The building sits directly on top of the main North Island Fault System, and was designed to withstand a one-in-2500-year seismic event and achieve a 100-year durability rating. The shear walls posed a particular challenge during construction, with a tolerance of only 0.03mm along the log, and 0.3mm across the log in order to ensure the cored centre of the poles lined up with anchor points in the foundation and precisely interlocked with each other. “A lot of logs were slightly uneven so this had to be carefully thought out. If each one was out by even 1mm in the scalloping process, that meant at the end of a 15-log wall, it would be out by 15mm,” Mr Fisher said.

TTT Products director John Reelick said the cored logs were far more economical to produce than steel products, and also required less energy to drive those poles that were used for piles into the ground. “It was a challenge to ensure we met the exceptionally tight tolerances required for the shear walls. We had to make a specialised machine that could do that. There was no machinery currently available that could do what we needed. What we came up with in the end was driven hydraulically and with a chain drive, and had two carriages, ensuring the measurements were exactly right. In the end there were about 1,200 of these logs used in the structural system, for columns, flooring and shear walls, as well as 216 piles.”

Fifteen interior walls were constructed with mud bricks, made with local clay by locals. “The bricks were designed to regulate temperature and humidity in the building,” Mr Fisher said. “Two different types of clay were used from local areas, and combined with pumice, wood chips and recycled paper mulch. They were all hand-made. No cement was used in the walls themselves. Mortar was made using the same clay as the bricks, but without adding the wood chips. Each brick was placed on site by hand; mortar was scooped from a bucket and the bricks were placed one by one, without the use of trowels. This was a pretty cool process. It was all about getting in there and digging in with your hands.”
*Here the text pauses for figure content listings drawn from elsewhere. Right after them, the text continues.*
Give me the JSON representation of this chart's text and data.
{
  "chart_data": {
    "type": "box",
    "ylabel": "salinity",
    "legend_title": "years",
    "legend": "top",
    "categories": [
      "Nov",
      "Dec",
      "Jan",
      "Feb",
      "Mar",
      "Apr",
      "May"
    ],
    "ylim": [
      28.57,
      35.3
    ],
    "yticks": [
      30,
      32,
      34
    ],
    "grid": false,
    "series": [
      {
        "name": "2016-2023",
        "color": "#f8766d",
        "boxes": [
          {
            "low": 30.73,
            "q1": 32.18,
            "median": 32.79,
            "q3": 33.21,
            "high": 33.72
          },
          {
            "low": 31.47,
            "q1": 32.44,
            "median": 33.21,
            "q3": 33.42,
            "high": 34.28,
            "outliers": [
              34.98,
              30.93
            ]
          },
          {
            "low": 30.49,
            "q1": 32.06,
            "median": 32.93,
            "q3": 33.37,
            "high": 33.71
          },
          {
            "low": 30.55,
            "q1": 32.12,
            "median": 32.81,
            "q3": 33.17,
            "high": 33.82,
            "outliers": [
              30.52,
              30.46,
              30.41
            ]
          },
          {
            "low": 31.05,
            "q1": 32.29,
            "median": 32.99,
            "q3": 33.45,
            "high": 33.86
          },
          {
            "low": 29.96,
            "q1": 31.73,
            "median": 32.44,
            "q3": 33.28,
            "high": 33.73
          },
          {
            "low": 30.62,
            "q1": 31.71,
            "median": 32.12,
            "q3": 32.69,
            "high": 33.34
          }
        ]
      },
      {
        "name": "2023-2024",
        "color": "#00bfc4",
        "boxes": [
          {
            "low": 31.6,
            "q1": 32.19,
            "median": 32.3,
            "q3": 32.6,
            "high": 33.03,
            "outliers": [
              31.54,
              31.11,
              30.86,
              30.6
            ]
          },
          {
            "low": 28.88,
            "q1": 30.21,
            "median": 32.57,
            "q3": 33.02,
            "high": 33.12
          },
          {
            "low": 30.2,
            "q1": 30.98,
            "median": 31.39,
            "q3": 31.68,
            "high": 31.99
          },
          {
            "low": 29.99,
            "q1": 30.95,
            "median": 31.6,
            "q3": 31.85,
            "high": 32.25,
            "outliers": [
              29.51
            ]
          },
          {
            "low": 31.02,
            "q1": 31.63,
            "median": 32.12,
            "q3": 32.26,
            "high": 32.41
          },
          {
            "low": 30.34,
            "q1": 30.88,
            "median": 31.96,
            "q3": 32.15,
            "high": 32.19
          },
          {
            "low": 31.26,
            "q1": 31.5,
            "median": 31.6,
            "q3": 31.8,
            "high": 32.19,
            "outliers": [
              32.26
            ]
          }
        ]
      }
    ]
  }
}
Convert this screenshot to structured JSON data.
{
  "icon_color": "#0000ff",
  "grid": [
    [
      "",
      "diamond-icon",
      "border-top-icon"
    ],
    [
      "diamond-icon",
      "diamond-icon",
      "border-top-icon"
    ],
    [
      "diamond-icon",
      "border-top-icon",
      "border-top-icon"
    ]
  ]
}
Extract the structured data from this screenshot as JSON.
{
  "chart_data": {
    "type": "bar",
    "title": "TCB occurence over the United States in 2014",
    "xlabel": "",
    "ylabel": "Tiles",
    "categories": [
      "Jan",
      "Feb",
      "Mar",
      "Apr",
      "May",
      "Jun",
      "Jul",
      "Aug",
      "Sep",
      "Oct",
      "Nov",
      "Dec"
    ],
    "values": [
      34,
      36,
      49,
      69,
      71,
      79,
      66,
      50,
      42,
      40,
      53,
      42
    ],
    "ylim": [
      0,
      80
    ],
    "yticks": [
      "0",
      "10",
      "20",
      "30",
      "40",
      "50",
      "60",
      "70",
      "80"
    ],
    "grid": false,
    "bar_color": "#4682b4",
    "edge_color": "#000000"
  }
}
The central structural. cored round logs, were developed by a wood manufacturer in Tuakau and trucked to site.

To meet LBC requirements, every hectare of development requires an equal amount of land to be set aside for landscaping, hence the building will sit amongst 40,000m2 of gardens. It will also achieve net zero water and power, and a one-time carbon offset will account for the embodied carbon during construction.

At the front of the facility a striking glu-lam archway takes pride of place. “From base to base, it is 26 metres long, and from ground to top it is six metres high,” Mr Fisher said. “Being a circular shape, that it was built off site, and having to build the concrete footings on site, it was extremely challenging to get the dimensions right for the concrete plinths.”

Arrow project director Jeff Vivian said Tu-hoe’s original requirements for the building, although in line with the LBC, were not strictly about “green building”. “Tu-hoe wanted a green building, but they didn’t use the word green. They made the comment early on that if they were hot they would open a window and if they were cold, they would put a jumper on. That is how they have always operated. So their ethics came first, and then Jasmax introduced them to the Living Building Challenge,” Mr Vivian said.

As New Zealand’s first living building, Te Uru Taumatua has provided the construction team, consultants, subcontractors and suppliers with a wealth of new experiences, which Mr Vivian said would be invaluable as New Zealand embarked on constructing more living buildings.

In the immediate future Tu-hoe plans to take the experience gained from this project and roll it out to its 37 marae and a visitor centre at Lake Waikaremoana in the Te Urewera National Park, which will all employ high environmental and social  sustainability standards.